Lifecare Hospitals in Bungoma has invested in a Neonatal Intensive Care Unit (NICU) set to serve 10 counties in the country and some parts of Eastern Uganda.
The importance of setting up such a facility is to curb the rising infant deaths in the region. It is important for the World now to invest in medical technology after top hospitals in the world were shaken up by COVID-19.
A NICU takes care of infants who are at risk of dying due to complications related to preterm birth. Newborn babies who need intensive medical care are often put in a special area of the hospital which is now the NICU. The facility has advanced technology and trained healthcare professionals to give special care for the tiniest patients.
The number of well-equipped NICU centres is limited. According to Lifecare Hospitals’ Medical Superintendent Kevin Rombosia, the setting up of this facility is timely.
”With the introduction of a well – equipped NICU at LifeCare Hospitals, many of the newborns with birth complications can be attended to effectively thereby reducing perinatal mortalities in this region,” said Kevin.
In 2018, the neonatal mortality rate for Kenya was 19.6 deaths per 1,000 live births. Due to various interventions, the neonatal mortality rate for Kenya has been gradually decreasing; from 39 deaths per 1,000 live births in 1969 to 20 deaths per 1,000 live births in 2018.
According to the Kenya Health Information System, perinatal mortality rates in Bungoma County have also been steadily reducing from 32 to 24 deaths per 1000 total births in 2014 and 2017 respectively. This includes deaths arising from complications related to pre-term birth.

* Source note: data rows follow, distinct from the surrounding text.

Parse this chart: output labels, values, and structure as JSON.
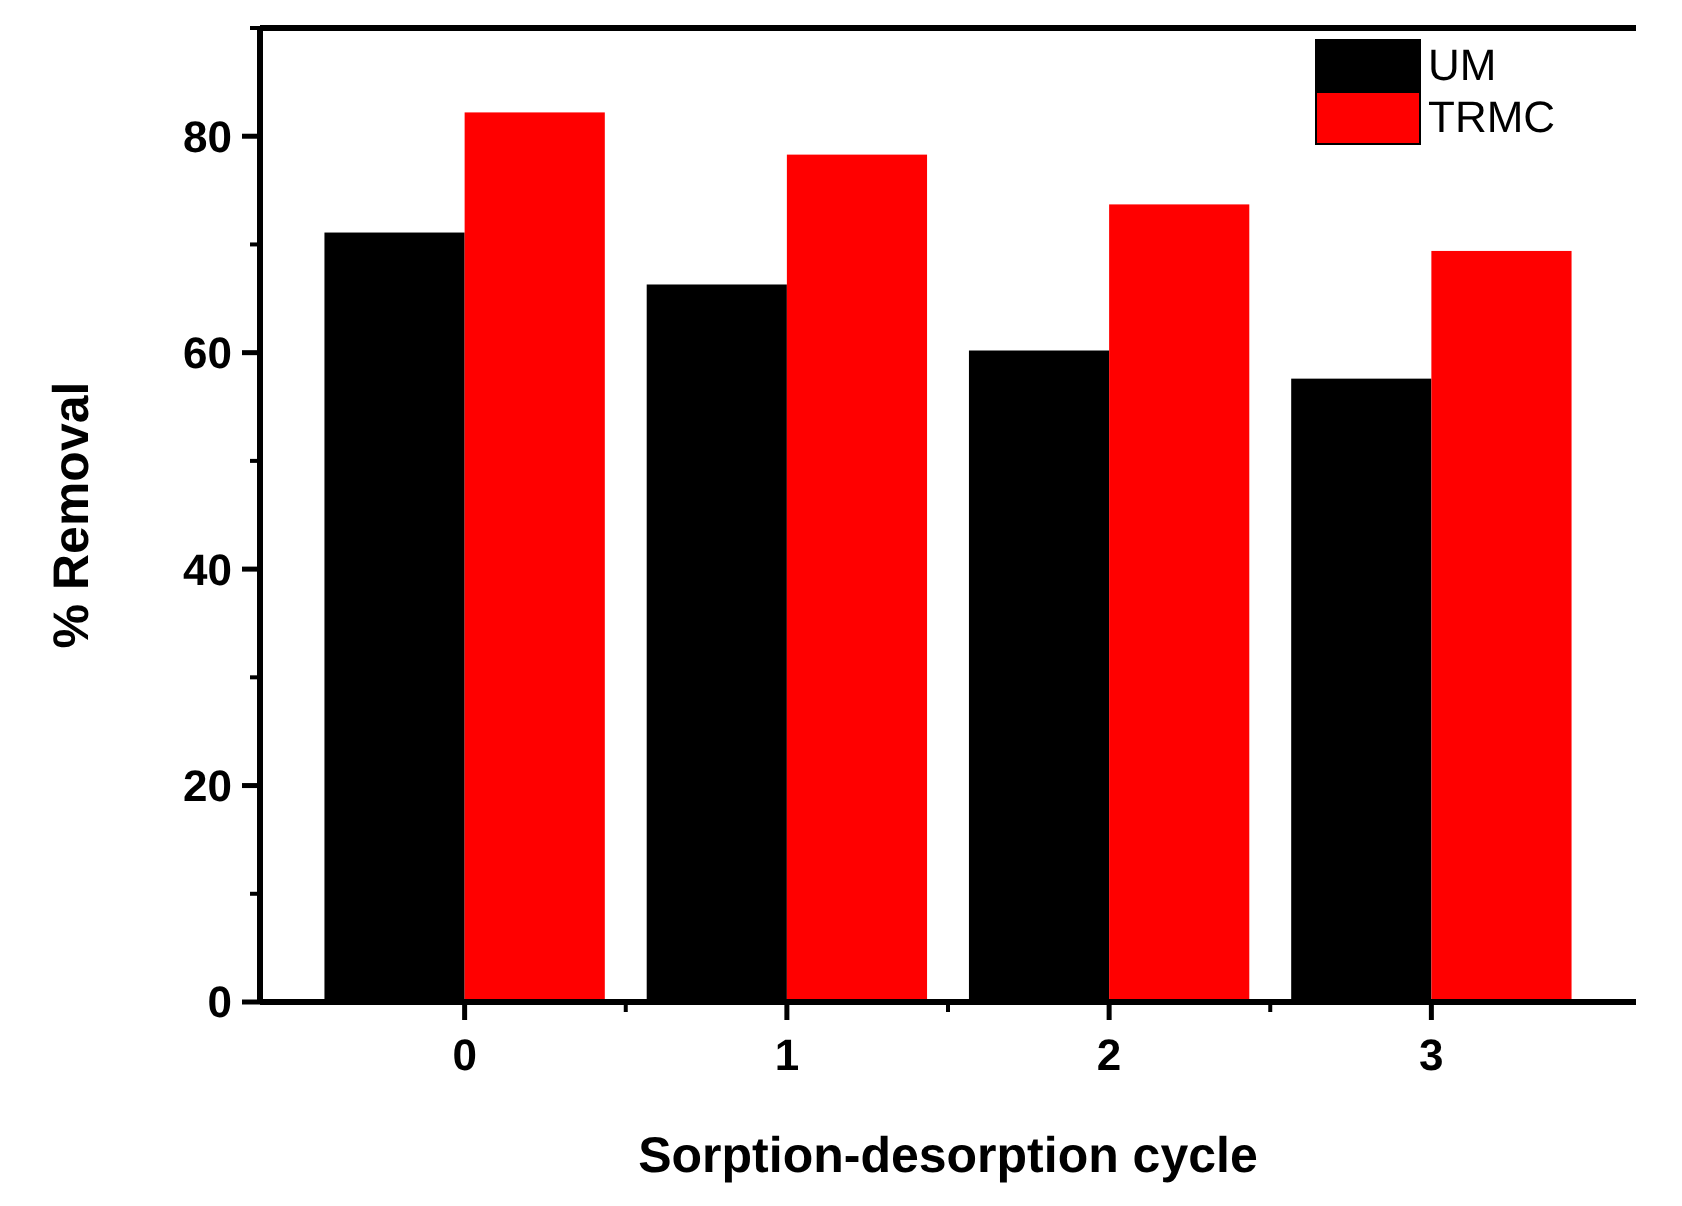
{
  "chart_data": {
    "type": "bar",
    "xlabel": "Sorption-desorption cycle",
    "ylabel": "% Removal",
    "categories": [
      "0",
      "1",
      "2",
      "3"
    ],
    "series": [
      {
        "name": "UM",
        "color": "#000000",
        "values": [
          71.1,
          66.3,
          60.2,
          57.6
        ]
      },
      {
        "name": "TRMC",
        "color": "#ff0000",
        "values": [
          82.2,
          78.3,
          73.7,
          69.4
        ]
      }
    ],
    "ylim": [
      0,
      90
    ],
    "yticks": [
      0,
      20,
      40,
      60,
      80
    ],
    "grid": false,
    "legend": "top right"
  }
}
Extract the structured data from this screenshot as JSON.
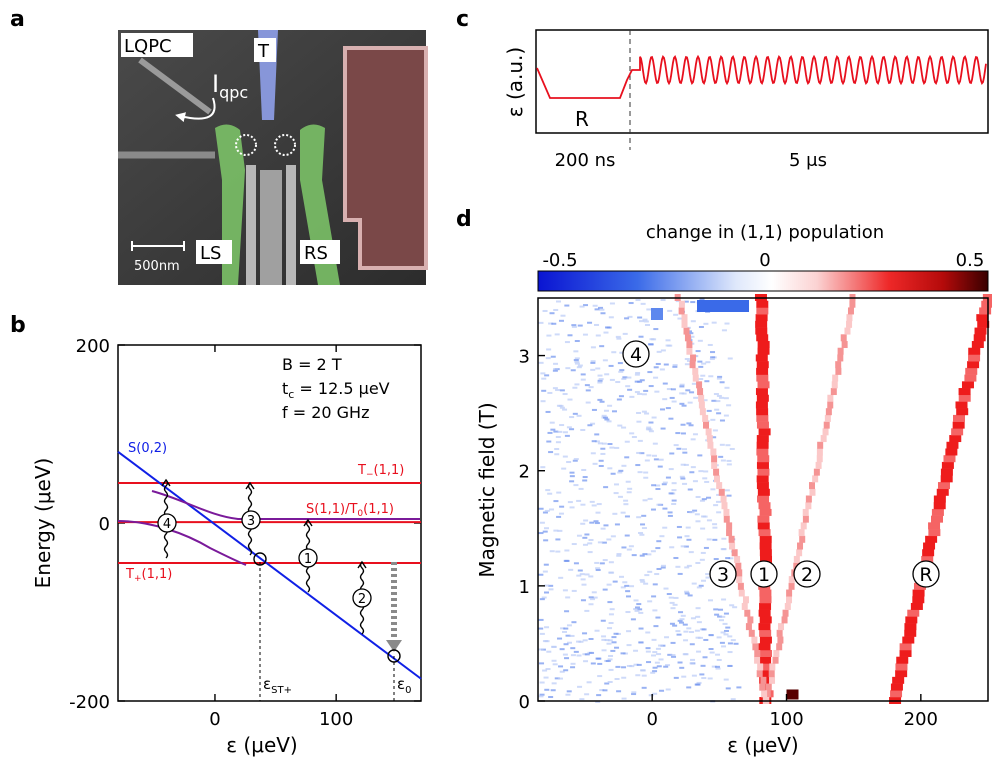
{
  "panel_labels": {
    "a": "a",
    "b": "b",
    "c": "c",
    "d": "d"
  },
  "colors": {
    "dot_highlight": "#7fc96a",
    "top_gate": "#8fa0ea",
    "reservoir": "#c07070",
    "level_red": "#e8101e",
    "level_blue": "#1020e6",
    "anticross_purple": "#7a1a9a",
    "pulse_red": "#e8101e"
  },
  "panel_a": {
    "labels": {
      "lqpc": "LQPC",
      "top": "T",
      "ls": "LS",
      "rs": "RS",
      "iqpc_main": "I",
      "iqpc_sub": "qpc"
    },
    "scalebar": "500nm"
  },
  "panel_b": {
    "annotations": {
      "field": "B = 2 T",
      "tc_main": "t",
      "tc_sub": "c",
      "tc_val": " = 12.5 μeV",
      "freq": "f  = 20 GHz",
      "s02": "S(0,2)",
      "tminus": "T",
      "tminus_sub": "−",
      "tminus_tail": "(1,1)",
      "s11t0": "S(1,1)/T",
      "s11t0_sub": "0",
      "s11t0_tail": "(1,1)",
      "tplus": "T",
      "tplus_sub": "+",
      "tplus_tail": "(1,1)",
      "eps_st": "ε",
      "eps_st_sub": "ST+",
      "eps0": "ε",
      "eps0_sub": "0"
    },
    "markers": [
      "4",
      "3",
      "1",
      "2"
    ],
    "chart_data": {
      "type": "line",
      "xlabel": "ε (μeV)",
      "ylabel": "Energy (μeV)",
      "xlim": [
        -80,
        170
      ],
      "ylim": [
        -200,
        200
      ],
      "xticks": [
        0,
        100
      ],
      "yticks": [
        200,
        0,
        -200
      ],
      "series": [
        {
          "name": "T−(1,1)",
          "x": [
            -80,
            170
          ],
          "y": [
            45,
            45
          ]
        },
        {
          "name": "S(1,1)/T0(1,1)",
          "x": [
            -80,
            170
          ],
          "y": [
            1,
            1
          ]
        },
        {
          "name": "T+(1,1)",
          "x": [
            -80,
            170
          ],
          "y": [
            -45,
            -45
          ]
        },
        {
          "name": "S(0,2)",
          "x": [
            -80,
            170
          ],
          "y": [
            80,
            -175
          ]
        }
      ]
    }
  },
  "panel_c": {
    "ylabel": "ε (a.u.)",
    "r_label": "R",
    "time1": "200 ns",
    "time2": "5 μs"
  },
  "panel_d": {
    "colorbar_title": "change in (1,1) population",
    "colorbar_ticks": [
      "-0.5",
      "0",
      "0.5"
    ],
    "markers": [
      "4",
      "3",
      "1",
      "2",
      "R"
    ],
    "chart_data": {
      "type": "heatmap",
      "xlabel": "ε (μeV)",
      "ylabel": "Magnetic field (T)",
      "xlim": [
        -85,
        250
      ],
      "ylim": [
        0,
        3.5
      ],
      "xticks": [
        0,
        100,
        200
      ],
      "yticks": [
        0,
        1,
        2,
        3
      ],
      "clim": [
        -0.5,
        0.5
      ],
      "resonances": [
        {
          "name": "1",
          "x_at_B0": 85,
          "x_at_B3p5": 82
        },
        {
          "name": "2",
          "x_at_B0": 85,
          "x_at_B3p5": 150
        },
        {
          "name": "3",
          "x_at_B0": 85,
          "x_at_B3p5": 20
        },
        {
          "name": "R",
          "x_at_B0": 180,
          "x_at_B3p5": 250
        }
      ]
    }
  }
}
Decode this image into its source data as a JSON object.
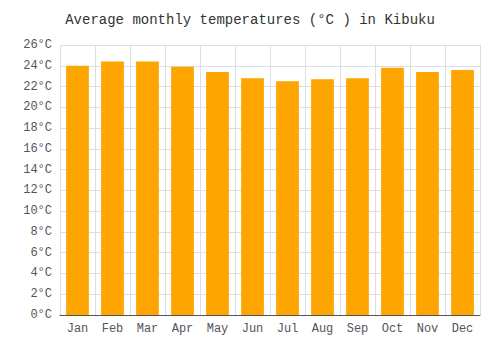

Despite these cases reducing gradually, Rombosia notes that the standard according to World Health Organization standards and the United Nations Sustainable Development Goals, hence a need to increase access to NICU services so as to further reduce such occurrences.
Lifecare Hospitals’ investment will serve almost the entire western region and some parts of Uganda. The counties that will benefit in Kenya include Kakamega, Busia, Vihiga, Kisumu, Homa Bay, Siaya, Trans Nzoia, Kisii, Nyamira, and Migori.
A NICU costs upto tens of millions of Kenyan shillings to set up but is a worth investement, according to Rombosia.
”Whereas the cost of setting up a NICU can run into tens of millions, it is one of the most impactful investments in a hospital setting given the positive outcomes that it can potent for complicated neonatal cases. NICUs promote good outcomes,” said the medical superintendent.
Most babies admitted to the NICU are premature (born before 37 weeks of pregnancy), have low birth weight (less than 2000g), or have a health condition that requires special care.